In Rudin's Real and Complex Analysis, he mentions two (equivalent) forms of Baire's theorem,
$(1)$: for a complete metric space $X$, the intersection of every countable collection of dense open subsets of $X$ is dense in $X$, and
$(2)$: no complete metric space is of the first category
It's not hard to see that $(1) \implies (2)$
For $(2) \implies (1)$, I'm wondering if the following is correct:
For contrapositive, assume that $\{U_i\}_{i=1}^\infty$ is a collection of dense open sets in $X$ s.t. $A = \cap_{i=1}^\infty U_i$ is not dense in $X$. Then there is $x \in X$ s.t. x is not a limit point of $A$, and so there is a ball $B(x; \delta)$, $\delta > 0$, not in $A$. So $B(x; \delta) \subset A^c = \cup_{i=1}^\infty (U_i)^c$.
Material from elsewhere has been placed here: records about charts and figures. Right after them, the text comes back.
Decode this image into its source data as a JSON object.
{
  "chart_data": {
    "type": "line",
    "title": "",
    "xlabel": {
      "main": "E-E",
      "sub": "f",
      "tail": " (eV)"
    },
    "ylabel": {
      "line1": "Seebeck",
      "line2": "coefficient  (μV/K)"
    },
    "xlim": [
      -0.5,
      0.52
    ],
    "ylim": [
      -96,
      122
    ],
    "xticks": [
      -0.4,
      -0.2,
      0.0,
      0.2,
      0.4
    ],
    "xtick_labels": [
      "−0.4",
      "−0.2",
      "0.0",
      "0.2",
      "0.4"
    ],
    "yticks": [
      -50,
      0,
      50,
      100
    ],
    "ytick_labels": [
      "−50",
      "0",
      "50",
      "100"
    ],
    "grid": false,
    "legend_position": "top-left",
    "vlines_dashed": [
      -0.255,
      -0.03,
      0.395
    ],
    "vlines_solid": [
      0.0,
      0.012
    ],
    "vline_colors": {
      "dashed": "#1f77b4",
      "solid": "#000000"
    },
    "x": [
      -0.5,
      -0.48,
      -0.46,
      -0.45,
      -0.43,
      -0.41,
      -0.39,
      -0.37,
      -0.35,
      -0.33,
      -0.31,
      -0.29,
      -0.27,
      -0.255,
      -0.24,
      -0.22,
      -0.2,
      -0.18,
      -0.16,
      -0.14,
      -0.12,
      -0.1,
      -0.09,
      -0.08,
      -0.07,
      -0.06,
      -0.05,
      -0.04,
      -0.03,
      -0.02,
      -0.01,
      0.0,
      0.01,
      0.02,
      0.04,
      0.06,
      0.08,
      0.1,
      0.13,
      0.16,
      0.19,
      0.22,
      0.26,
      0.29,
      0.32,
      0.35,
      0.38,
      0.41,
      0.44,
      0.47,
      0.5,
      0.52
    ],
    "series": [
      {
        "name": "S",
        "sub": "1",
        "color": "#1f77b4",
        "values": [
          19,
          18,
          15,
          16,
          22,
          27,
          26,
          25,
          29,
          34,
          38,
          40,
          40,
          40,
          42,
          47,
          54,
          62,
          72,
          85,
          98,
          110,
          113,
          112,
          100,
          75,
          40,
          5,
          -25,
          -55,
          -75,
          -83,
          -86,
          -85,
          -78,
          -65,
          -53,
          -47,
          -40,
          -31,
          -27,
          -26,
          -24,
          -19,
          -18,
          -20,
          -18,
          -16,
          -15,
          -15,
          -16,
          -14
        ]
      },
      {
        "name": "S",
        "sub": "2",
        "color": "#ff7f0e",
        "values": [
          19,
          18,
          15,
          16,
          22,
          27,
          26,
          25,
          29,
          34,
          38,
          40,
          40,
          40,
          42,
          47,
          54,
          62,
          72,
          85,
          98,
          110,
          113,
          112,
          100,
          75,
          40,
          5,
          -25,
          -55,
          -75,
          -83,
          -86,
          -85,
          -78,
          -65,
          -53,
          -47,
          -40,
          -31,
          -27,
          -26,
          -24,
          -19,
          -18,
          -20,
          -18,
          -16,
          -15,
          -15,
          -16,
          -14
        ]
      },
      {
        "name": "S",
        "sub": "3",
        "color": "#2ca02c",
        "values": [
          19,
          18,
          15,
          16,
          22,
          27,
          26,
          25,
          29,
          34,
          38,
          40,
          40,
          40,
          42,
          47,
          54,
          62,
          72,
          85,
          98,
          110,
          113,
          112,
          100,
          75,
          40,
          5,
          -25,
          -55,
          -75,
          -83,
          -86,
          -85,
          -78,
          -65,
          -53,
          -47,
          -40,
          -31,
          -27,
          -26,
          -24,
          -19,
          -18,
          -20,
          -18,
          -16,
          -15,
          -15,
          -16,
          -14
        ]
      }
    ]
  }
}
But then the complete metric space formed by $Y = B(x; \delta)$ is the union of the nowhere dense sets $\{(U_i)^c \cap Y\}_{i=1}^\infty$, contradicting $(2)$.
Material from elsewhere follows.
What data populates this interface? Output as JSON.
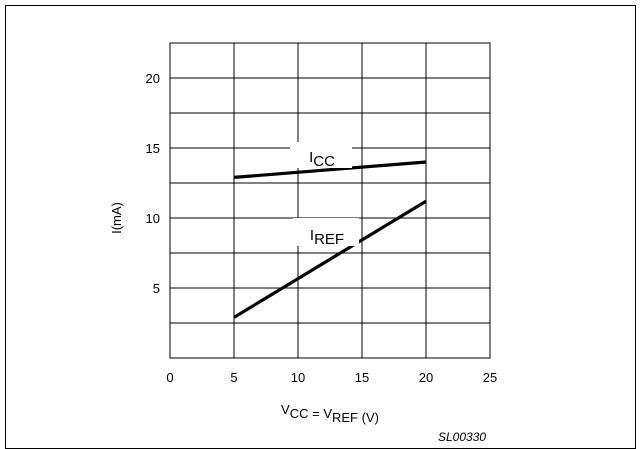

Initially I tried to show that if $(1)$ fails to hold for a complete metric space $X$, then $X$ is of the first category. But I take it this is not necessarily possible to show (and not necessary for the proof)?
Background: I'm just trying to verify that I understood the contents of this post: The equivalence of different forms of Baire's category theorem in Rudin's Real and Complex Analysis
Best Answer
Your proof is correct provided you already know that there is an equivalent metric on $B(x,\delta)$ which makes it complete. With the original metric this is not complete (except in trivial cases).
If $V$ is an open set in a complete metric sapec $(X,d)$ then $D(x,y)=d(x,y)+|\frac 1 {d(x,X\setminus V)}-\frac 1 {d(y,X\setminus V)}|$ defines an equivalent metric which makes $V$ complete.